- Location: Algoma District, Ontario, Canada
- Coordinates: 47°05′33″N 83°30′12″W﻿ / ﻿47.09250°N 83.50333°W
- Area: 4,928 ha (19.03 sq mi)
- Designation: Waterway
- Established: 2003
- Governing body: Ontario Parks
- Website: www.ontarioparks.com/park/aubinadongnushatogainirivers

= Aubinadong-Nushatogaini Rivers Provincial Park =

Provincial park in Ontario, Canada

The Aubinadong-Nushatogaini Rivers Provincial Park is a provincial park in Algoma District, Ontario, Canada. It protects a 85 km network of rivers and lakes, in particular portions of the West Aubinadong and Nushatogaini Rivers, as well as a series of lakes extending south from the West Aubinadong-Nushatogaini confluence towards Ranger Lake, such as Saymo, Gong, Island, Mystery, and Friendly Lakes. As a waterway park, it includes a 200 m strip of land along both banks of the rivers and along the shores of the lakes.

The Nushatogaini is a tributary of the West Aubinadong, which in turn drains in the Aubinadong River. These rivers are sandy bottom streams with some rocky whitewater sections. They form part of a major canoe camping route known as the Ranger North Canoe Loop. This 110 km, teardrop-shaped loop starts at Ranger Lake, then north through Saymo, Island, and Gong Lakes, followed by going upstream of the West Aubinadong River to Megisan Lake in Algoma Headwaters Provincial Park. This lake is the height-of-land, and with portaging to Prairie Grass Lake, the Nushatogaini River can be taken back.
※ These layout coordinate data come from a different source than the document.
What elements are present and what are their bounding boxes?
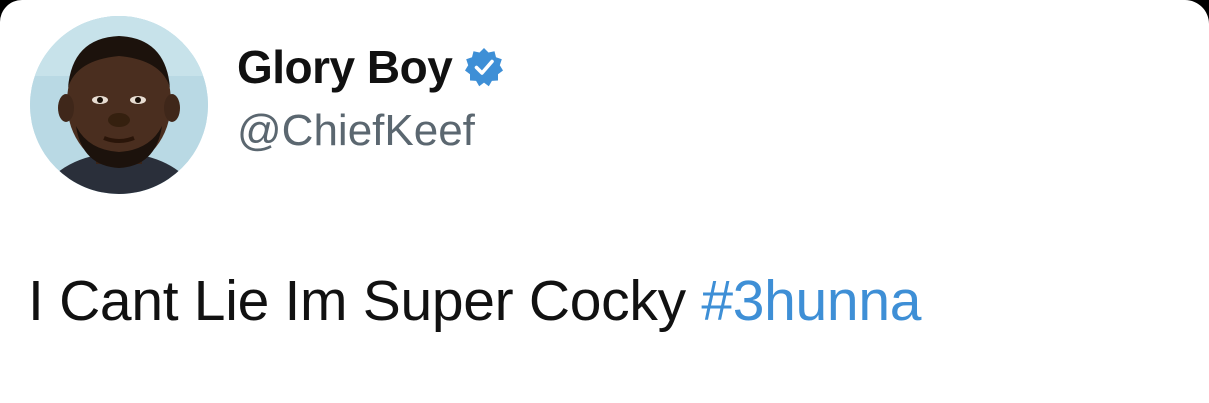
hashtag-link[interactable]: #3hunna [701, 269, 921, 333]
display-name[interactable]: Glory Boy [237, 40, 453, 94]
verified-badge-icon [464, 47, 504, 87]
user-handle[interactable]: @ChiefKeef [237, 106, 475, 156]
avatar[interactable] [30, 16, 208, 194]
tweet-text: I Cant Lie Im Super Cocky [28, 269, 686, 333]
author-row[interactable]: Glory Boy [237, 37, 504, 97]
tweet-body: I Cant Lie Im Super Cocky #3hunna [28, 268, 921, 334]
avatar-photo [30, 16, 208, 194]
tweet-card: Glory Boy @ChiefKeef I Cant Lie Im Super… [0, 0, 1209, 403]
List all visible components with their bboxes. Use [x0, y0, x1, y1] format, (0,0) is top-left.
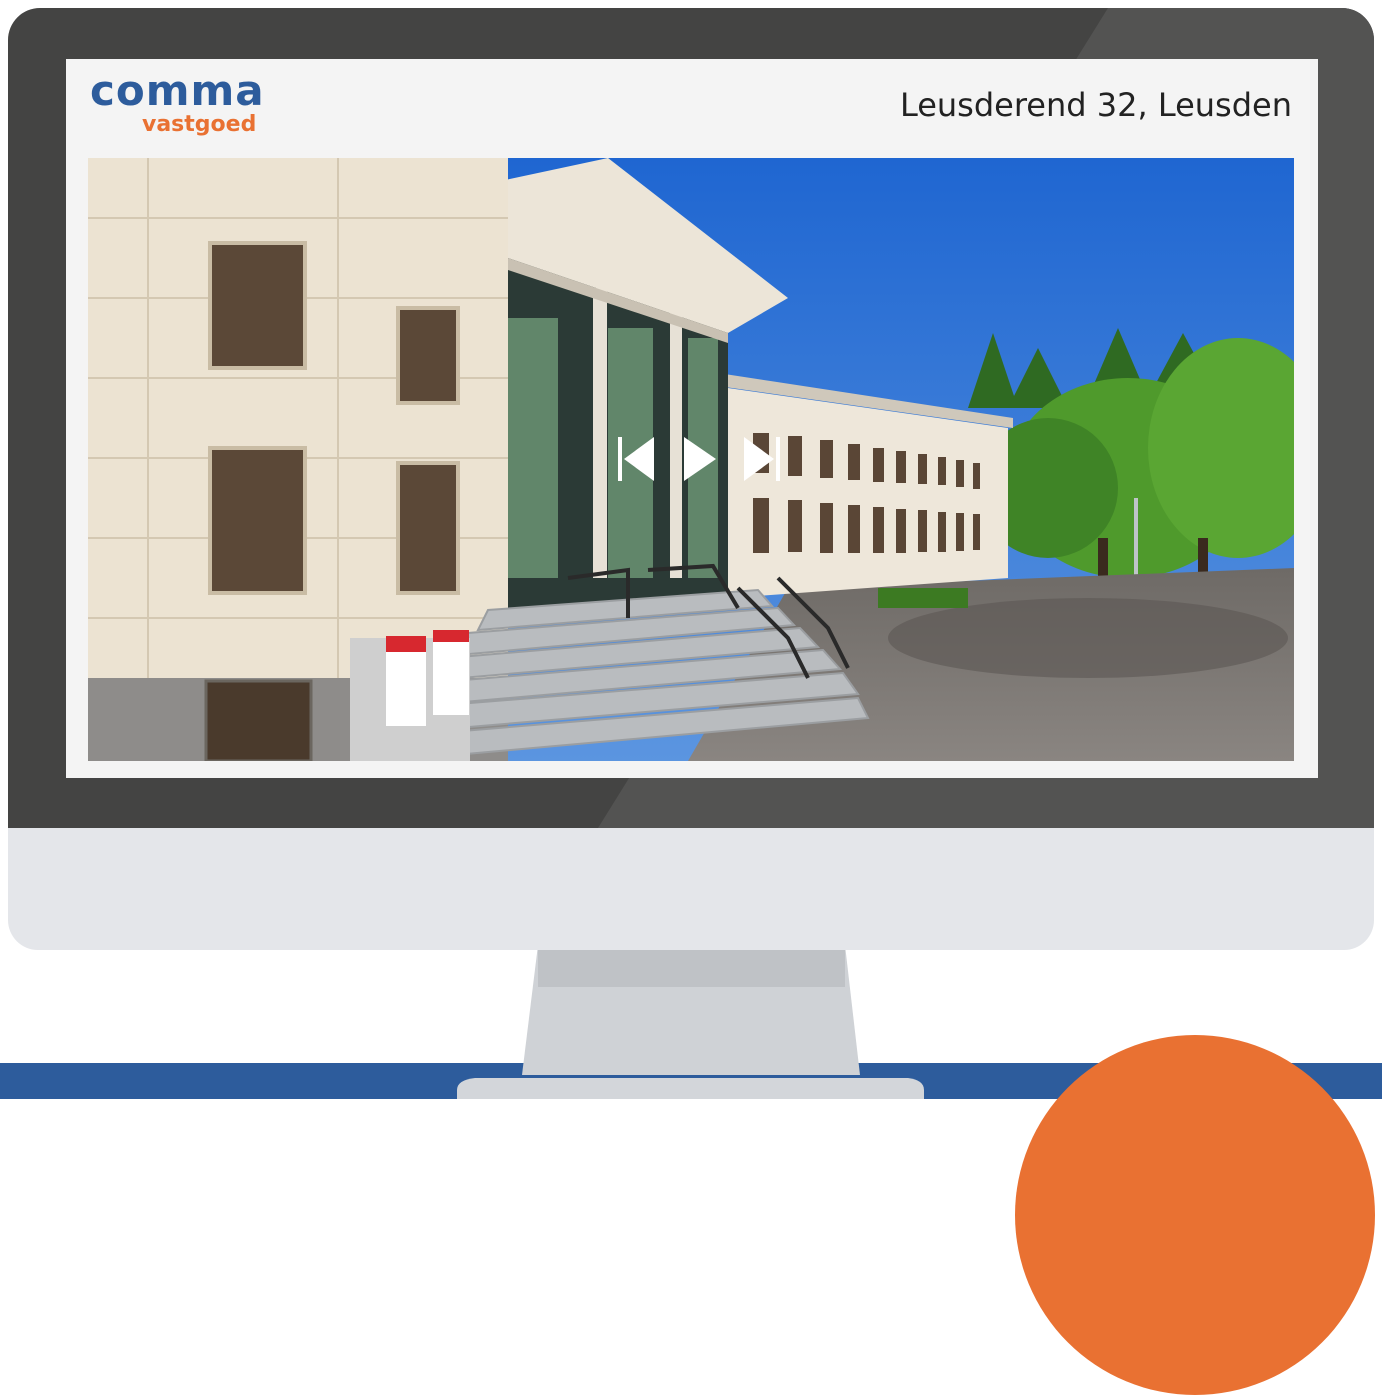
next-button[interactable]: [740, 433, 784, 485]
logo-wordmark-vastgoed: vastgoed: [142, 112, 257, 137]
logo-wordmark-comma: comma: [90, 66, 265, 115]
play-icon: [684, 437, 716, 481]
play-button[interactable]: [680, 433, 720, 485]
skip-previous-icon: [618, 437, 654, 481]
comma-vastgoed-logo[interactable]: comma vastgoed: [90, 66, 280, 142]
previous-button[interactable]: [614, 433, 658, 485]
property-address: Leusderend 32, Leusden: [899, 86, 1292, 124]
skip-next-icon: [744, 437, 780, 481]
orange-circle-decoration: [1015, 1035, 1375, 1395]
slideshow-controls: [614, 433, 784, 485]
Aubinadong-Nushatogaini Rivers Provincial Park is a non-operating park. There are no services or facilities. Permitted activities include canoeing, fishing, and hunting.

The park is part of the Algoma Headwaters Signature Site, an area noted for diversity of natural and recreational values. This signature site also includes the Algoma Headwaters Provincial Park (which is connected to the Aubinadong-Nushatogaini Rivers Provincial Park to the north), as well as the Goulais River Provincial Park and the Ranger North Conservation Reservet.